Cherchons à définir les termes. « High-tech » est un anglicisme désignant tout ce qui tourne autour des nouvelles technologies. En principe, c’est ce qui est moderne, innovant, encore relativement inaccessible, parfois aussi cher, mais pas forcément. Ce sont des objets basés sur des techniques qui ont coûté d’importants efforts avant d’être développés. Beaucoup d’ingénieurs, d’informaticiens, et d’autre amateurs sont en permanence fascinés pas la high-tech. Mais, sincèrement, sont-ils fascinés par cette technique en elle-même, ou bien par la débauche d’argent et de moyens nécessaires pour la mettre en œuvre? La high-tech, c’est aussi la recherche d’un certain style de vie, plus rapide, plus performant.

Par opposition, on a défini la low-tech. Pourquoi? La high-tech est perçue comme source croissante de discriminations et d’inégalités basées sur l’accès aux technologies. Les causes peuvent être diverses: financières, liées aux connaissances, aux savoir-faire, ou alors à la culture ou aux modes de vie. On voit dans la high-tech une course sans fin menaçant gravement notre environnement (consommation de ressources, risques pour la santé, etc.) et nous-mêmes par la même occasion. Philippe Bihouix a tenté avec succès de définir les contours de la low-tech, et ses avantages pour la planète. Dans sa pensée, il s’agit tout autant d’un changement de mode de vie et consommation (« technologies sobres, durables, résilientes »). La low-tech, comme refus du « toujours plus », symbolise le retour à une meilleure gestion de nos ressources, à un mode de vie plus sain et plus équilibré.

Les tenants de la high-tech voient bien sûr dans la low-tech un retour en arrière inacceptable. Ils ne renonceront ni aux joujoux techniques présents, ni aux nouveautés trépidantes à venir. Ce sont eux qui parle de manière caricaturale du retour à l’âge des cavernes, quand on parle de low-tech. Et donc si l’on simplifie à l’extrême : la high tech c’est cher et intelligent ; la low-tech c’est simple et bon marché.

La croissance de la demande en énergie, de la demande en matières premières que nous vivons actuellement est intenable, mais de mon côté je pense que des produits high-tech peuvent répondre a certaines nécessités ; par exemple des produits 100% compostables, ou permettant de faire des économies substantielles de matières premières. Si un four à bois, c’est de la low-tech et un four solaire c’est de la high-tech, lequel des deux est meilleur pour l’environnement? Les produits low-tech ont la plupart du temps un rendement moins bon. Par contre ces produits sont dans une démarche responsable, où l’on se pose la question : comment faire plus avec moins (ce qui pousse aussi à faire des innovations).
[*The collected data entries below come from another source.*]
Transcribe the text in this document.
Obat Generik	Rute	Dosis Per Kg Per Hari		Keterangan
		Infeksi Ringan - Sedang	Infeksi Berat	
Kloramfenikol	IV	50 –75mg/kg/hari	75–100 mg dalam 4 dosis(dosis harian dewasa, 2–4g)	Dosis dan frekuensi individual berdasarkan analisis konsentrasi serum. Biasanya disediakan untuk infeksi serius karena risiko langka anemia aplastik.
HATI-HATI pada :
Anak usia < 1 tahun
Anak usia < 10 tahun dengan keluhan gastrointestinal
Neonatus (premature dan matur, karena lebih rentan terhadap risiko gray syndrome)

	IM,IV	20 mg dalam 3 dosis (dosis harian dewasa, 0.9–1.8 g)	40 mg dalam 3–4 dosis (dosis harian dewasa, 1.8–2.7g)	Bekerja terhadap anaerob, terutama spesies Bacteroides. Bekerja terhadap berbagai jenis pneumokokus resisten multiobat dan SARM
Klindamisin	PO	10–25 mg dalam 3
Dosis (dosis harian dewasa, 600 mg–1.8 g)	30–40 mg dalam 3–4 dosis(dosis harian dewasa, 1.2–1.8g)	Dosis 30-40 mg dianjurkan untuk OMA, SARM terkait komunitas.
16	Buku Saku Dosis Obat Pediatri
Le constructeur chinois d’éoliennes Envision a annoncé le premier essai en grandeur nature d’un aérogénérateur utilisant des supraconducteurs. Les perspectives sont très prometteuses, puisqu’on pourrait ainsi économiser la moitié des matières nécessaires (en particulier les terres rares) à fabriquer un générateur électrique. Là, l’avantage est à la high-tech… Mais comme le dit Philippe Bihouix, la low-tech garde cependant un avantage indéniable : son accessibilité ; la possibilité de faire soi-même, de réparer soi-même sans être dépendant d’usines à haute technicité ou de fabricants hyper-spécialisés. En fin de compte, tout dépend des outils que nous aurons. Une imprimante 3D (High-Tech) pourrait aider à fabriquer un outil de jardinage (Low-Tech).
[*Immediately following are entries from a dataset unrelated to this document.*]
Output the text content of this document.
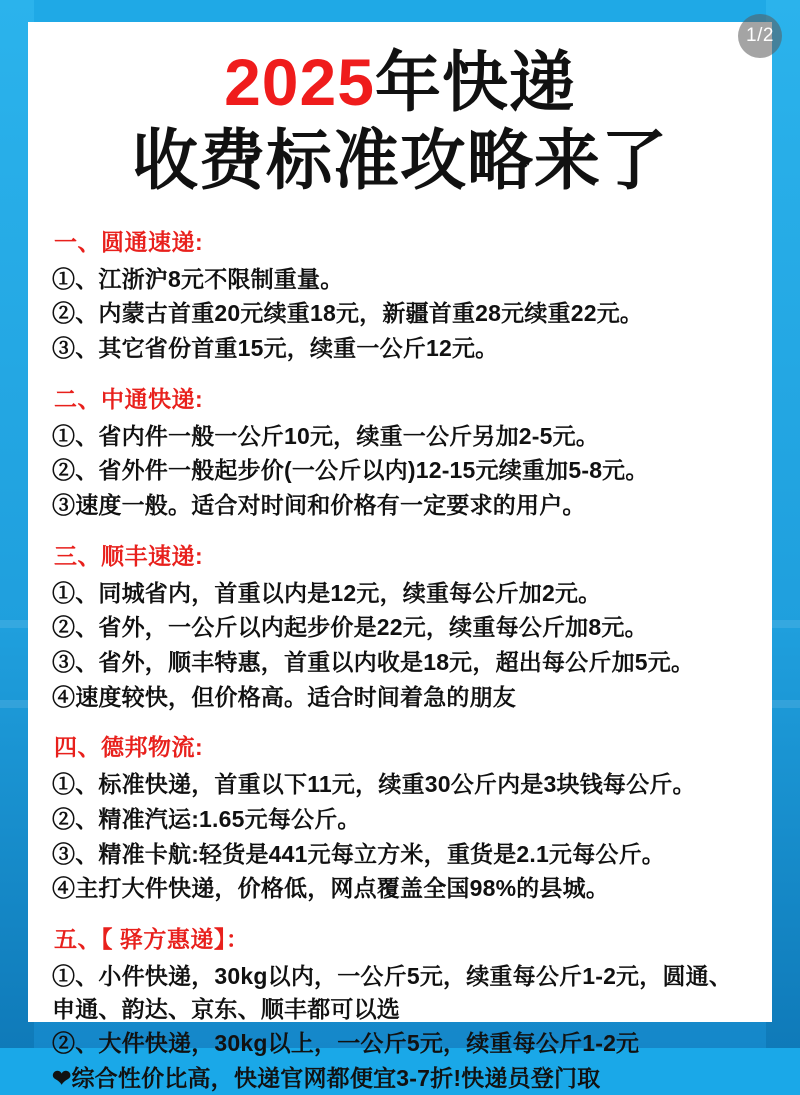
1/2
2025年快递
收费标准攻略来了
一、圆通速递:
①、江浙沪8元不限制重量。
②、内蒙古首重20元续重18元，新疆首重28元续重22元。
③、其它省份首重15元，续重一公斤12元。
二、中通快递:
①、省内件一般一公斤10元，续重一公斤另加2-5元。
②、省外件一般起步价(一公斤以内)12-15元续重加5-8元。
③速度一般。适合对时间和价格有一定要求的用户。
三、顺丰速递:
①、同城省内，首重以内是12元，续重每公斤加2元。
②、省外，一公斤以内起步价是22元，续重每公斤加8元。
③、省外，顺丰特惠，首重以内收是18元，超出每公斤加5元。
④速度较快，但价格高。适合时间着急的朋友
四、德邦物流:
①、标准快递，首重以下11元，续重30公斤内是3块钱每公斤。
②、精准汽运:1.65元每公斤。
③、精准卡航:轻货是441元每立方米，重货是2.1元每公斤。
④主打大件快递，价格低，网点覆盖全国98%的县城。
五、【 驿方惠递】：
①、小件快递，30kg以内，一公斤5元，续重每公斤1-2元，圆通、申通、韵达、京东、顺丰都可以选
②、大件快递，30kg以上，一公斤5元，续重每公斤1-2元
❤综合性价比高，快递官网都便宜3-7折!快递员登门取
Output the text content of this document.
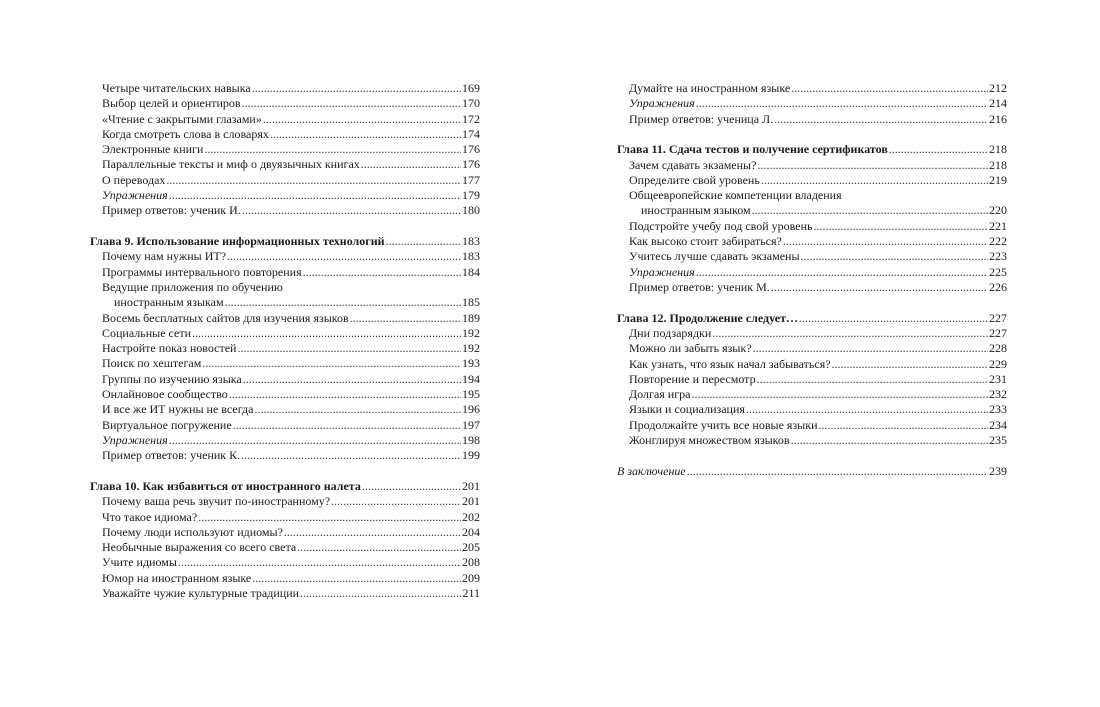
Четыре читательских навыка .....	169
Выбор целей и ориентиров .....	170
«Чтение с закрытыми глазами» .....	172
Когда смотреть слова в словарях .....	174
Электронные книги .....	176
Параллельные тексты и миф о двуязычных книгах .....	176
О переводах .....	177
Упражнения .....	179
Пример ответов: ученик И. .....	180
Глава 9. Использование информационных технологий .....	183
Почему нам нужны ИТ? .....	183
Программы интервального повторения .....	184
Ведущие приложения по обучению
иностранным языкам .....	185
Восемь бесплатных сайтов для изучения языков .....	189
Социальные сети .....	192
Настройте показ новостей .....	192
Поиск по хештегам .....	193
Группы по изучению языка .....	194
Онлайновое сообщество .....	195
И все же ИТ нужны не всегда .....	196
Виртуальное погружение .....	197
Упражнения .....	198
Пример ответов: ученик К. .....	199
Глава 10. Как избавиться от иностранного налета .....	201
Почему ваша речь звучит по-иностранному? .....	201
Что такое идиома? .....	202
Почему люди используют идиомы? .....	204
Необычные выражения со всего света .....	205
Учите идиомы .....	208
Юмор на иностранном языке .....	209
Уважайте чужие культурные традиции .....	211
Думайте на иностранном языке .....	212
Упражнения .....	214
Пример ответов: ученица Л. .....	216
Глава 11. Сдача тестов и получение сертификатов .....	218
Зачем сдавать экзамены? .....	218
Определите свой уровень .....	219
Общеевропейские компетенции владения
иностранным языком .....	220
Подстройте учебу под свой уровень .....	221
Как высоко стоит забираться? .....	222
Учитесь лучше сдавать экзамены .....	223
Упражнения .....	225
Пример ответов: ученик М. .....	226
Глава 12. Продолжение следует… .....	227
Дни подзарядки .....	227
Можно ли забыть язык? .....	228
Как узнать, что язык начал забываться? .....	229
Повторение и пересмотр .....	231
Долгая игра .....	232
Языки и социализация .....	233
Продолжайте учить все новые языки .....	234
Жонглируя множеством языков .....	235
В заключение .....	239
Troisième exemple : la société Sigfox. Cette start-up toulousaine a levé des fonds importants pour créer un réseau mondial d’objets connectés, basés sur des composants très peu chers. La connexion coûte entre 1 et 10€ par an. C’est le contre-pied total du 5G qui est extrêmement complexe, énergivore, et dont les retombées sur la santé ne sont pas connues. Et c’est un succès!
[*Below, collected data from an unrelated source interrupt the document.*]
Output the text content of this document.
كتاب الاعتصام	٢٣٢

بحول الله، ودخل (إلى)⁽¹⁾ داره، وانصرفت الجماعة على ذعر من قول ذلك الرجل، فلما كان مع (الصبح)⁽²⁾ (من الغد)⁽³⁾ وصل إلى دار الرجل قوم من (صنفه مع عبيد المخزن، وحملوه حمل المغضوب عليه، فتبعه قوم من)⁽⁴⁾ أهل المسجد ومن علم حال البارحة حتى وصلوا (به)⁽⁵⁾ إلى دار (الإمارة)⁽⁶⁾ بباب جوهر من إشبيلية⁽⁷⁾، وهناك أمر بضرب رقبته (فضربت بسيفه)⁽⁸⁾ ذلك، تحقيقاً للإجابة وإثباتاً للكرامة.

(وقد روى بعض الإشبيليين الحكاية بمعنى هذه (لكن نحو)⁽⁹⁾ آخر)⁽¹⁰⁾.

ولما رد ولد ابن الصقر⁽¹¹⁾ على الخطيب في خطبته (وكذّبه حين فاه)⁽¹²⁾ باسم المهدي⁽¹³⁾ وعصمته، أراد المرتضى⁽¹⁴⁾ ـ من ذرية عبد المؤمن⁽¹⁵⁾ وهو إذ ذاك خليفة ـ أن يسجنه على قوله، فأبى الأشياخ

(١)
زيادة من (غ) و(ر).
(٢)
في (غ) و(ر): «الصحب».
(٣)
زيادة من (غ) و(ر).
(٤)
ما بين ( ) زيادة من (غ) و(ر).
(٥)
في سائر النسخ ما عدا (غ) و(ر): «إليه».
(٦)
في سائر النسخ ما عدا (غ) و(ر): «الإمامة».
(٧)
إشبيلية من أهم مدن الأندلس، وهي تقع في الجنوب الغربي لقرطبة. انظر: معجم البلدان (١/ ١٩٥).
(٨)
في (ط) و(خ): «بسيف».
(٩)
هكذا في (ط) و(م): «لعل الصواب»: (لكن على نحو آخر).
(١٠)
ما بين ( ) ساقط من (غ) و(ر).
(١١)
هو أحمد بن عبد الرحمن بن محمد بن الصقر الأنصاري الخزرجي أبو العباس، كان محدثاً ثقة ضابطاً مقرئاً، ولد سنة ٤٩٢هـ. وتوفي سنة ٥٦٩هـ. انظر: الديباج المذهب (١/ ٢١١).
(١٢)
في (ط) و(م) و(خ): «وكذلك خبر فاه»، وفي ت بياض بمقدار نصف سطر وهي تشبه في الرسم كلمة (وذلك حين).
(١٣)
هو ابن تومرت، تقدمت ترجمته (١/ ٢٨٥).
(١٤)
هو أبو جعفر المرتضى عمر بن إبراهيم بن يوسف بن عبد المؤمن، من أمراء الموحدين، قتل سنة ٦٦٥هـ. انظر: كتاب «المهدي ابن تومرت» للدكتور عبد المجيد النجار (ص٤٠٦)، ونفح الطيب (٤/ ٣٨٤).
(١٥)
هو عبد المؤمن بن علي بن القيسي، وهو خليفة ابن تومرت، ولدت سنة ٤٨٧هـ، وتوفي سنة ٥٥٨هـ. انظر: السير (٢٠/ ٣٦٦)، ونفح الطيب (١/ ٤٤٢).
Il n’y a qu’un seul monde, celui de la « Tech », diront certains. Les informaticiens de la conférence GOTO de Copenhague aiment aussi jouer aux LEGO… La question est tout simplement : une nouvelle technologie est-elle vraiment meilleure, apporte-elle vraiment un plus par rapport au statu quo? La high-tech est innovante et souhaitable quand elle permet de surmonter une difficulté qui paraissait insurmontable jusqu’alors, et offre ainsi de nouveaux horizons, qu’ils soient socio-économiques ou environnementaux. Attention aux effets à long terme, qui sont en général largement ignorés. La low-tech est de son côté utile quand elle permet de se débarrasser d’une technique finalement complexe, chère, déshumanisante, discriminatrice, qui n’a pas tenue ses promesses, et ne les tiendra pas sur le long, voire très long terme. (L’énergie nucléaire tombe-t-elle dans cette catégorie?) La low-tech vaut par ce qu’elle permet de supprimer, de remplacer, de simplifier. La high-tech vaut par les outils tellement utiles qu’elle nous donne pour résoudre certains problèmes criants. Les problèmes de la high-tech, c’est en premier lieu son accessibilité, son côté discriminatoire, et en deuxième lieu, l’impossibilité que nous avons d’évaluer ses effets sur le long terme.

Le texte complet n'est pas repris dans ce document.